Vorträge unserer Experten
Abstracts [nur in Englisch verfügbar]
Generative Models for Transfer Learning on Seismic Data
(Speaker: Ricard Durall , Valentin Tschannen, Norman Ettrich, Janis Keuper)
Over the last years, Deep Learning models have become increasingly successful in the attempt to automate various pre-processing steps and interpretation tasks in the seismic processing pipeline. Recently, there have been very impressive show cases for tasks like fault and salt detection, horizon tracking or pre-stack filtering. However, most of the approaches introduces so far, are relying on supervised learning algorithms which are requiring large amounts of mostly manually annotated training data. The generation of these data sets is not only very expensive, but also does not scale. In addition, many models that have been trained on a specific dataset (e.g. from a certain location), will not directly generalize to work on other data sets. In this talk, we will summarize our latest work on transfer learning in the seismic domain and show how we can use generative neural networks to combine physical simulations and real data, in order to train models with very little annotations.
Efficient Scheduling of Interactive Python Jobs on HPC Systems
(Speaker: Philipp Reusch, Dominik Strassel, Janis Keuper)
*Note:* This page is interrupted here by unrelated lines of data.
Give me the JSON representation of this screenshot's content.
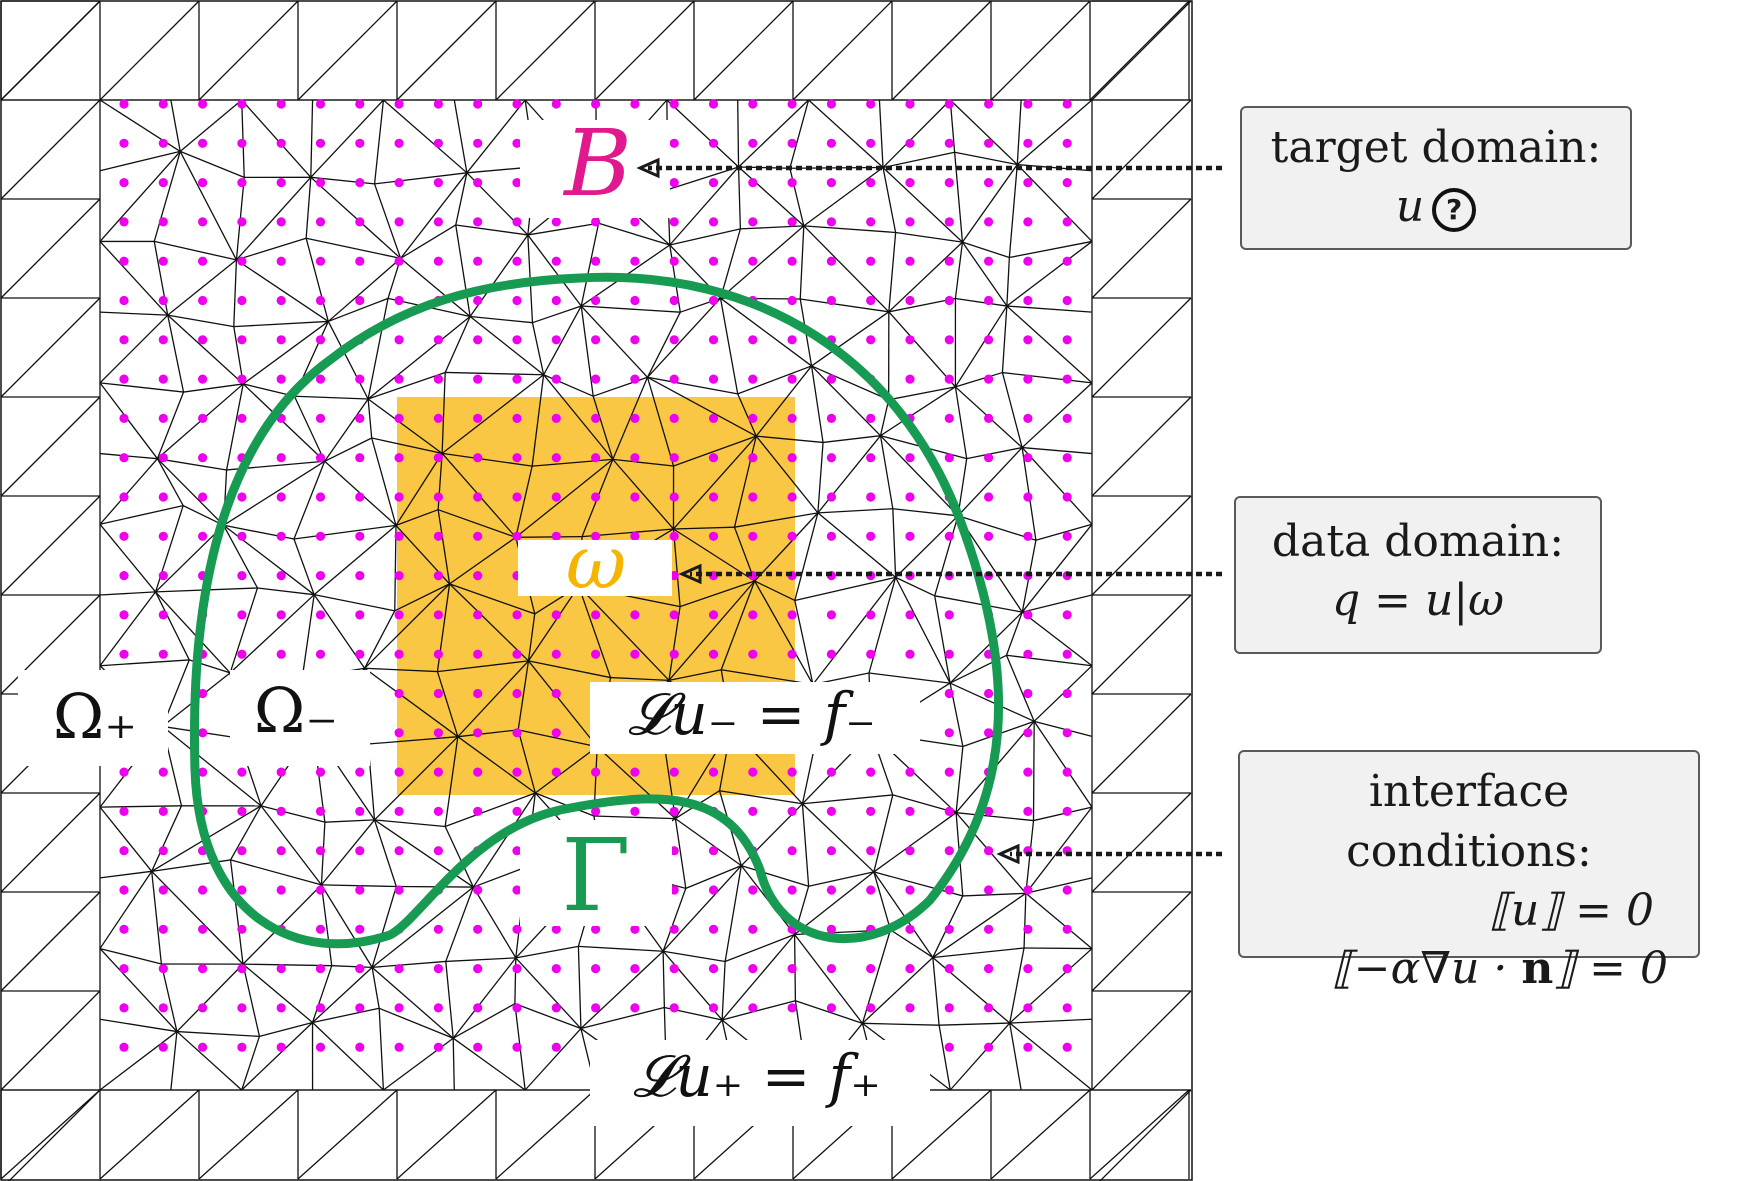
{
  "labels": {
    "target_symbol": "B",
    "data_symbol": "ω",
    "interface_symbol": "Γ",
    "omega_plus": "Ω₊",
    "omega_minus": "Ω₋",
    "eq_minus": "𝓛u₋ = f₋",
    "eq_plus": "𝓛u₊ = f₊"
  },
  "boxes": {
    "target": {
      "title": "target domain:",
      "line1": "u",
      "icon": "question-circle-icon",
      "icon_glyph": "?"
    },
    "data": {
      "title": "data domain:",
      "line1": "q = u|ω"
    },
    "interface": {
      "title": "interface conditions:",
      "line1": "⟦u⟧ = 0",
      "line2_pre": "⟦−α∇u · ",
      "line2_bold": "n",
      "line2_post": "⟧ = 0"
    }
  },
  "colors": {
    "target": "#e0198c",
    "data": "#f5b400",
    "data_fill": "#fac745",
    "interface": "#179a52",
    "dots": "#ee00ee",
    "mesh": "#111111",
    "box_bg": "#f1f1f1"
  }
}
Research and development of deep learning methods, especially for large and high dimensional seismic data, requires vast compute resources. At the same time, machine learning developers have a strong preference towards interactive Python workflows. This is one reason why it is quite challenging to integrate Deep Learning related jobs into classical HPC environments. In this talk we present a solution for a highly efficient scheduling of such jobs. Our approach is based on an available open source stack, allowing very high GPU utilizations while scheduling interactive python jobs alongside classical HPC jobs on a single system.
Tarantella – A framework for distributed Deep Learning
(Speaker: Peter Labus, Alexandra Carpen-Amarie, Martin Kühn)
Much of the recent progress in Deep Learning has been achieved through datasets and deep neural networks (DNNs) growing in size. High-dimensional seismic data in particular demands large amounts of resources, both in terms of training time and memory to benefit from Deep Learning methods. To achieve strong and weak scaling for DNN training, both data and task parallelism have to be employed. In this talk, we will present our distributed Deep Learning framework Tarantella, which provides a high-level, TensorFlow-based interface, and aims at enabling strongly and weakly scalable DNN training on HPC systems. Tarantella is designed to seamlessly execute existing Keras models on HPC systems and pays special attention to reproducibility.